Por fim, apresentamos a noção de mutação constitucional e passamos a analisar todos os argumentos levantados, tanto nos votos dos Ministros como na doutrina, acerca da viabilidade da modificação do texto constitucional, não só do ponto de vista da mudança de um dispositivo, mas também sob o olhar crítico que essa mudança representa para o país.


2 A SUPREMACIA CONSTITUCIONAL

A constituição brasileira de 1988, bem como as demais constituições contemporâneas, sofreu influência, além de, obviamente, cada particularidade interna de cada país, de um movimento externo chamado de Constitucionalismo.

2.2 CONSTITUCIONALISMO: BREVES CONSIDERAÇÕES

O Constitucionalismo pode ser entendido como um movimento político-constitucional que pregava a necessidade da elaboração de Constituições escritas que regulassem o fenômeno político e o exercício do poder, em benefício de um regime de liberdades públicas (CUNHA JUNIOR, 2008, p.23).

Surgiu em contrapartida ao Estado absolutista, o qual impunha obediência não a um sistema estruturado vigente, mas sim à pessoa do soberano, sujeitando-se ao seu arbítrio e conveniência. Em tal ambiente político, as funções estatais eram reunidas na figura duma só pessoa, conferindo-lhe poderes amplos e irrestritos. A fim de se opor a este absolutismo, verificou-se a necessidade de dissolver o poder, instituindo-se a separação das funções estatais e pregando a positivação dos direitos e garantias fundamentais.

Segundo o mestre CANOTILHO, citado pelo professor Dirley da Cunha Junior (2008, p.24), o constitucionalismo apresenta-se como uma teoria formada por um conjunto de idéias, que exalta o princípio do governo limitado como indispensável à garantia dos direitos em dimensão estruturante da organização político-social de uma comunidade. Ou seja, a legitimidade do poder se constrói ante a sua limitação, a possibilidade de controlá-lo, ante a observância, pelo mesmo, dos direitos e garantias fundamentais.

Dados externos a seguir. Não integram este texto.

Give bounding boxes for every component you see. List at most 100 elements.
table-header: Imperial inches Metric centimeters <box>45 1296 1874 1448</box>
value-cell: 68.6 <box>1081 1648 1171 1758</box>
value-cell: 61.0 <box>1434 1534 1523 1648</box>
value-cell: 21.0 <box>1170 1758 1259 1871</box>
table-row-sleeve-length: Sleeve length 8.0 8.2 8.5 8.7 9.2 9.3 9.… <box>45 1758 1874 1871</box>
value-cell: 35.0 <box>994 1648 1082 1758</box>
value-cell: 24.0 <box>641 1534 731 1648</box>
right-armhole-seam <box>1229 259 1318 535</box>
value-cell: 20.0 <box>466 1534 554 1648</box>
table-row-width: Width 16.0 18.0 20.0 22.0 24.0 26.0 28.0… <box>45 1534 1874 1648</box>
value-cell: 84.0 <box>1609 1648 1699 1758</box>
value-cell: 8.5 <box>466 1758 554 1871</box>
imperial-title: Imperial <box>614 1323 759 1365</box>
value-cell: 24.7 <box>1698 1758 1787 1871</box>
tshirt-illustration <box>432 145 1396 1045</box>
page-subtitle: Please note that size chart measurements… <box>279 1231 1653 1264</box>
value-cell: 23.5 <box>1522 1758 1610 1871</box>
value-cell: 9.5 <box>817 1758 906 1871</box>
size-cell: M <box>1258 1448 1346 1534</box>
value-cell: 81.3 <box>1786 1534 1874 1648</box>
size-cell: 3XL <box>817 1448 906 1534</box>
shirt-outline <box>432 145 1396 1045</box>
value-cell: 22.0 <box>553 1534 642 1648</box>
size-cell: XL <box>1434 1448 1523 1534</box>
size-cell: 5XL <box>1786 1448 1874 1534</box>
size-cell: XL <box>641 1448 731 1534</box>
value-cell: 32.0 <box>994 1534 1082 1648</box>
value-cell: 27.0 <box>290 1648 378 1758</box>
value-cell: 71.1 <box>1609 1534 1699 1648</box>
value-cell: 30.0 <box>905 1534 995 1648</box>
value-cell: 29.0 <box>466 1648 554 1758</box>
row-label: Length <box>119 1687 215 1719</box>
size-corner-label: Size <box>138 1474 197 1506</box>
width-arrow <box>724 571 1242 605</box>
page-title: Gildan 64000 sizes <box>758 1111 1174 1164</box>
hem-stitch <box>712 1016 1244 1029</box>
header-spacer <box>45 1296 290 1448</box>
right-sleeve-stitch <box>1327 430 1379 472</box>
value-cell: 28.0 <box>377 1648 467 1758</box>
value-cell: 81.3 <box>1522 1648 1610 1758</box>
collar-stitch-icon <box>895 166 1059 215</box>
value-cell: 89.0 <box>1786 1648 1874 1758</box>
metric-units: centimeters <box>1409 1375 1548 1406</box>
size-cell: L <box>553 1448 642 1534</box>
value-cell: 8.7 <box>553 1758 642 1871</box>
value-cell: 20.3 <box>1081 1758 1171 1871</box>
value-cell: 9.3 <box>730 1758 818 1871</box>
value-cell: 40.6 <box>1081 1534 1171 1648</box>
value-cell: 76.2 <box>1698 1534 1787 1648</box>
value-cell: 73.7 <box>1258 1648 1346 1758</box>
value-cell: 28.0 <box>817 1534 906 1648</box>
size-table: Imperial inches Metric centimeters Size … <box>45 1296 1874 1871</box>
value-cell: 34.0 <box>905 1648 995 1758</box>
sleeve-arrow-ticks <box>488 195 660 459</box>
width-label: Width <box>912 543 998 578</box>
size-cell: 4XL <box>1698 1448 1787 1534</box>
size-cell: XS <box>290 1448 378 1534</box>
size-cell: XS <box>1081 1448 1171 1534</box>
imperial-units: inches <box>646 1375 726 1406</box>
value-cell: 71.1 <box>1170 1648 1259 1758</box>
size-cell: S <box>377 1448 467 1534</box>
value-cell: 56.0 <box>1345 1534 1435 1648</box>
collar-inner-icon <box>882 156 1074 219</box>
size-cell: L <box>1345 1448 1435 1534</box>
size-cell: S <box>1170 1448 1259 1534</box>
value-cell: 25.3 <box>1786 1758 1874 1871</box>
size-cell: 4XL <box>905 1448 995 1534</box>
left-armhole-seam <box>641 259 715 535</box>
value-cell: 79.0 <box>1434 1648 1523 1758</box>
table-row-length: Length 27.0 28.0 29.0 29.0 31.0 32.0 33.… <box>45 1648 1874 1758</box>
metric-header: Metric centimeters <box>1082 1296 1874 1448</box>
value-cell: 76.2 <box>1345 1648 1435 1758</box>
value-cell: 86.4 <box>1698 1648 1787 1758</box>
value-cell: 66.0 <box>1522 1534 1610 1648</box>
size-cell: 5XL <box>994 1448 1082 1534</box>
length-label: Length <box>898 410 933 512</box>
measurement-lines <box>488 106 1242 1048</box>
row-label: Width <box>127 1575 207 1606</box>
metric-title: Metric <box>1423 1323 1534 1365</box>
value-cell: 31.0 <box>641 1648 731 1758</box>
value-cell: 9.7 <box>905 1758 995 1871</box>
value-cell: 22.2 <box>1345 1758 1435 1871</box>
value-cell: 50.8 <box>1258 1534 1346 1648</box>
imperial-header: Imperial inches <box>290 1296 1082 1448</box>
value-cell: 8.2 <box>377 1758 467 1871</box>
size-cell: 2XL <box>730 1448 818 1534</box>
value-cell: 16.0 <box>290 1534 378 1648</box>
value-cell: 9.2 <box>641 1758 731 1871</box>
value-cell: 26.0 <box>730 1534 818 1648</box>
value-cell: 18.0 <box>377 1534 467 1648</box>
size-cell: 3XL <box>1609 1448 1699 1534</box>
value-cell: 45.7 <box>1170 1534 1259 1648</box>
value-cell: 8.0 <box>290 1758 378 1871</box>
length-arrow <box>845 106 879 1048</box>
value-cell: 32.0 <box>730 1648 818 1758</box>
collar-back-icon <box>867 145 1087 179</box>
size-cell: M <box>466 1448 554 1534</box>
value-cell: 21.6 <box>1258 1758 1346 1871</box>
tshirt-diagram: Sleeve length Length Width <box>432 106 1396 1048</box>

Ainda, com o intuito de dar efetividade e afirmação a esta nova forma de Poder, emergiu-se a necessidade de concretizar tais aspirações num documento escrito e, consequentemente, perene, vinculativo, garantidor e rígido.

Frutos desse movimento surgem os novos modelos de Constituição, esta agora entendida como a lei fundamental e suprema de um Estado, que contém normas referentes à estruturação do mesmo, à formação dos poderes públicos, forma de governo e aquisição do poder de governar, distribuição de competências, direitos, garantias e deveres do cidadão (MORAES, 2003, p.36).

Trata-se, agora, de um novo modelo de Estado. Espelhado nas teorizações de MONTESQUIEU, no que se refere à separação dos Poderes, eliminou a figura do monarca, soberano, instituindo uma tripartição de funções e a criação de um sistema de freios e contrapesos.

Acrescente-se que a idéia de limitação do poder estatal, fruto do movimento aqui em comento, não se restringe à positivação de direitos e garantias individuais, abrangendo a organização estrutural do Estado, a forma de governo, a garantia das liberdades públicas e o modo de aquisição e exercício do poder, todos entendidos como garantias do cidadão em face do arbítrio.

A Constituição, portanto, passa a figurar como elemento estruturante e fundamental de todo o aparato estatal, seja na sua criação e organização, seja na sua interação com a sociedade. Constitui-se pólo central, originário, e de observância obrigatória em todo sistema jurídico que institui.

2.2 FUNDAMENTOS DA SUPREMACIA CONSTITUCIONAL

Tanto as normas constitucionais como as normas infraconstitucionais são normas jurídicas, e como tal devem ser respeitadas. Delas emanam mandamentos que a todos vinculam, seja para fazer, seja para deixar de fazer determinado ato, possuindo a característica de imperatividade.

Acrescente-se que as normas constitucionais possuem uma característica extra, que lhes é peculiar: além de jurídicas, são elas supremas. Sendo a Constituição a pedra fundamental do ordenamento, incontroverso que suas normas orientam, regulam, limitam as demais. E se existe uma norma precedente e vinculativa, será ela superior, suprema.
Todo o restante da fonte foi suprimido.